Opinión

Ser agentes de nuestro propio cambio

En días pasados pudimos participar en un foro en el programa de César Miguel Rondón junto a Luisa Pernalete de Fe y Alegría acerca de la crítica situación de los niños venezolanos con el cierre de las escuelas en vacaciones. En los sectores más vulnerables esto representa una población infantil que debido a causas de crisis económica y de servicios básicos, no puede realizar actividades recreativas o de esparcimiento, no acceden a los pocos comedores escolares existentes y ahora, con el fenómeno de la emigración por la crisis, muchos quedan al cuidado de familiares o amigos cercanos y en casos desesperados, por cuenta propia.

En el programa se conversó acerca de los esfuerzos que diversos grupos y ONG llevan a cabo para paliar esta situación, con un gran compromiso moral, voluntad de trabajo y perseverancia en medio de enormes dificultades. Esto frente al vacío de un Estado que, en vez de cumplir una función de articulación y búsqueda de soluciones a sus ciudadanos, por el contrario, ha implementado un modelo destructivo que cada día deteriora aún más la situación y las condiciones de vida de las personas.

En este sentido, una de las preguntas que más nos llamó a la reflexión fue acerca del alcance que el trabajo de las organizaciones o el aporte individual (voluntariado, donaciones, difusión) podían tener frente a un problema de enormes dimensiones en el que obviamente el Estado tiene la primera responsabilidad (y los medios) para darle solución. ¿Tiene sentido el trabajo de un grupo reducido de personas o el aporte individual, ante un problema tan complejo y de tal envergadura, frente a un Estado colapsado e indiferente?

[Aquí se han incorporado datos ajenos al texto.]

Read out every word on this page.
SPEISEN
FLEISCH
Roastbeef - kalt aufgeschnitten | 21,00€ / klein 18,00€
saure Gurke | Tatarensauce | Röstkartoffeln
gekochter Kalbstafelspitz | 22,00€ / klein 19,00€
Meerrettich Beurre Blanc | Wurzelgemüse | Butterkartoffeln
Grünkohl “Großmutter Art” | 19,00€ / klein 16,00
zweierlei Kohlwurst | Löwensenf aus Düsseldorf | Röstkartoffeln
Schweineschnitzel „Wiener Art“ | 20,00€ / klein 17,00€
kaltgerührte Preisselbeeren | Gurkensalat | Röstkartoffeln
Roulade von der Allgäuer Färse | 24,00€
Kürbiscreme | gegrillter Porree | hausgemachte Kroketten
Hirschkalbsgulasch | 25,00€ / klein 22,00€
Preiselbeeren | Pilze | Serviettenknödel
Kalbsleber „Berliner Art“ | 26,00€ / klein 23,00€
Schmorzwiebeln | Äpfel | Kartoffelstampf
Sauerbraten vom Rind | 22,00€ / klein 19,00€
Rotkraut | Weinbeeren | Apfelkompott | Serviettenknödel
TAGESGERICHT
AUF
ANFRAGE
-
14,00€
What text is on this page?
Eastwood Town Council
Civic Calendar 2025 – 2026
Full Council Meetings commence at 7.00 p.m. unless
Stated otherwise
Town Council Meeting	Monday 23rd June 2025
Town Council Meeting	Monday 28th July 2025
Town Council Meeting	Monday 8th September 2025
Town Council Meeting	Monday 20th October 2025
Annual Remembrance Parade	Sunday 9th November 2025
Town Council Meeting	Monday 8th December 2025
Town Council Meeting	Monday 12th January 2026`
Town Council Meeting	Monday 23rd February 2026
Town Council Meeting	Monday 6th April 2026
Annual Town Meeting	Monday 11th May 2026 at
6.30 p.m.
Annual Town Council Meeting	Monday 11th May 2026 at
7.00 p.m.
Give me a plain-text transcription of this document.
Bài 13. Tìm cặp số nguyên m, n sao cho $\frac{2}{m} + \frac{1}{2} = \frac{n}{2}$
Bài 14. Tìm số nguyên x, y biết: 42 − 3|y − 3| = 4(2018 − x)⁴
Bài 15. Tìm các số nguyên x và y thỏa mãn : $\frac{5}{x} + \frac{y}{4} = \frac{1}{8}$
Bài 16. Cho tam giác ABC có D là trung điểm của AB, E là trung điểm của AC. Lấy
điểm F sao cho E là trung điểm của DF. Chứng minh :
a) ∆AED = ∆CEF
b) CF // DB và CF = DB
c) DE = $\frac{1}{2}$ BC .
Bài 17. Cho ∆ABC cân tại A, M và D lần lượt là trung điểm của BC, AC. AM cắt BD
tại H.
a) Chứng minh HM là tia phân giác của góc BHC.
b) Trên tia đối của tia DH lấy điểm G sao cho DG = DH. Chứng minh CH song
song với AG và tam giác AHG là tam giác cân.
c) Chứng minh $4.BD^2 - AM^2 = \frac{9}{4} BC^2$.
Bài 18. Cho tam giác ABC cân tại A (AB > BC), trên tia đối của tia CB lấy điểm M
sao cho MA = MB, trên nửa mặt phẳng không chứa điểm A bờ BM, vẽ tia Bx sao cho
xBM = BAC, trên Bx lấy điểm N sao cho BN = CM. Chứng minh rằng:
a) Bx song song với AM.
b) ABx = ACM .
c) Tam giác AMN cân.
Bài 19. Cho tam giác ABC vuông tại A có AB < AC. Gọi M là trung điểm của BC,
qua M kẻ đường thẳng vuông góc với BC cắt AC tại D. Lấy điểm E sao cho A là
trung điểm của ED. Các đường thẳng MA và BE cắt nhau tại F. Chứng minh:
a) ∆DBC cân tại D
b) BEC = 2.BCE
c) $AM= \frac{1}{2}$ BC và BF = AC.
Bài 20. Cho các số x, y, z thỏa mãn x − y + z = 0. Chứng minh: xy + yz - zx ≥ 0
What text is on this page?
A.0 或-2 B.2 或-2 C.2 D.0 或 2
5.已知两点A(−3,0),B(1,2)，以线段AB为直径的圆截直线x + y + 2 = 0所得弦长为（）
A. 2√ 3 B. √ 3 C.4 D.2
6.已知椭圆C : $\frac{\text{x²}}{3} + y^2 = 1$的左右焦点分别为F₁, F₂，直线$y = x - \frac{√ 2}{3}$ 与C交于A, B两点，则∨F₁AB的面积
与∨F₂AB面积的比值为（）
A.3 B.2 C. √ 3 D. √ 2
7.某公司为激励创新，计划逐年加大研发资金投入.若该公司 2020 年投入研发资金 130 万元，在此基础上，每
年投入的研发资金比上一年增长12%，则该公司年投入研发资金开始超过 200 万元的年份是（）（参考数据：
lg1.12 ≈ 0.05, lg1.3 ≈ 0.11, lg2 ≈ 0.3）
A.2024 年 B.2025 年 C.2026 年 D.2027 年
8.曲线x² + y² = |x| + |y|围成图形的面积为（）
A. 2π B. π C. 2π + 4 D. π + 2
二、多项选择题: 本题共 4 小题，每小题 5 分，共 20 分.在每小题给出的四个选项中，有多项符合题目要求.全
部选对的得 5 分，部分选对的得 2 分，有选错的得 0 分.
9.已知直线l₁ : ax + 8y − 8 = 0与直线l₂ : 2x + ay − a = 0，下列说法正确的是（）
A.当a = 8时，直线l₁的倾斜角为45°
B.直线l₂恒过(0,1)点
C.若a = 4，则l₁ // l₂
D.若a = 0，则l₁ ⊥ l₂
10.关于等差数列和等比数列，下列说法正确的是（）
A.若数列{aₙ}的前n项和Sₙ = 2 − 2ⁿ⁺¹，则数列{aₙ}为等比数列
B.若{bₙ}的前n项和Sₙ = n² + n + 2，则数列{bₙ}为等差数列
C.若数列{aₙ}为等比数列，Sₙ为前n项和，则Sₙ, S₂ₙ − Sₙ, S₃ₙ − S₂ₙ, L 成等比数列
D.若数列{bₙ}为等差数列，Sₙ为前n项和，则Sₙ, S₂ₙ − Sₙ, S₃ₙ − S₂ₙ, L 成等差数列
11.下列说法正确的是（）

Esta pregunta podemos extrapolarla a otros ámbitos. ¿Tiene sentido protestar y trabajar por el logro de mejoras salariales, la exigencia de respeto a derechos humanos y constitucionales, el cumplimiento de servicios básicos y por exigencias de alimentación y salud, en el actual contexto de colapso nacional e imposición autoritaria?

La respuesta es sencilla: claro que sí.

En nuestra experiencia particular en planes como Alimenta la Solidaridad o Monitor de Víctimas, vemos cómo estos esfuerzos tienen repercusiones concretas en la realidad diaria de las comunidades. En casos determinados, significan mejoras en familias y el empoderamiento de individuos. Sobre todo, significan un cambio de paradigma y la realización de que podemos transformar para bien nuestro entorno y situación personal.

En el momento en que nos vinculamos de cualquier forma en un proceso de este tipo, ya sea apoyando una protesta, como voluntarios en una organización, aportando materialmente, visibilizando una causa o solidarizándonos con un grupo, ya estamos operando un cambio en la realidad. Ya estamos venciendo la fragmentación y recuperando el tejido social, ya estamos generando condiciones que no solo incidirán en el beneficio del otro sino también en el nuestro, tanto en nuestro entorno inmediato como cercano, ya estamos subvirtiendo la narrativa oficial de opresión y sometimiento, cuestionándola y reduciendo su alcance. Sobre todo, nos estamos asumiendo como actores activos con el poder de incidir significativamente en lo social, en lo económico y en lo político.

Al día de hoy se producen manifestaciones en todo el país y diversos grupos y sectores que trabajan por la defensa de derechos humanos y constitucionales. Debemos tomar conciencia de que, en su diversidad, las exigencias y reclamos que cada una de estas manifestaciones demandan y las causas que defienden estos grupos o sectores, competen a toda la sociedad en su conjunto. Es necesario promover un proceso de apoyo y vinculación de todas las fuerzas sociales en estas expresiones de descontento, protesta y cambio, ya que solo juntos podremos ser efectivos en la lucha por lo que es de todos.

El país tiene la necesidad vital de enfrentar la crisis de colapso y caos y lograr las condiciones para la salida del régimen que la fomenta y aprovecha. Para ello es indispensable que cada uno de nosotros tome conciencia de que esto solo podrá ser posible a partir de nuestra participación y vinculación. Solo a partir de allí podremos ejercer nuestro poder implícito de ser agentes de nuestro propio cambio.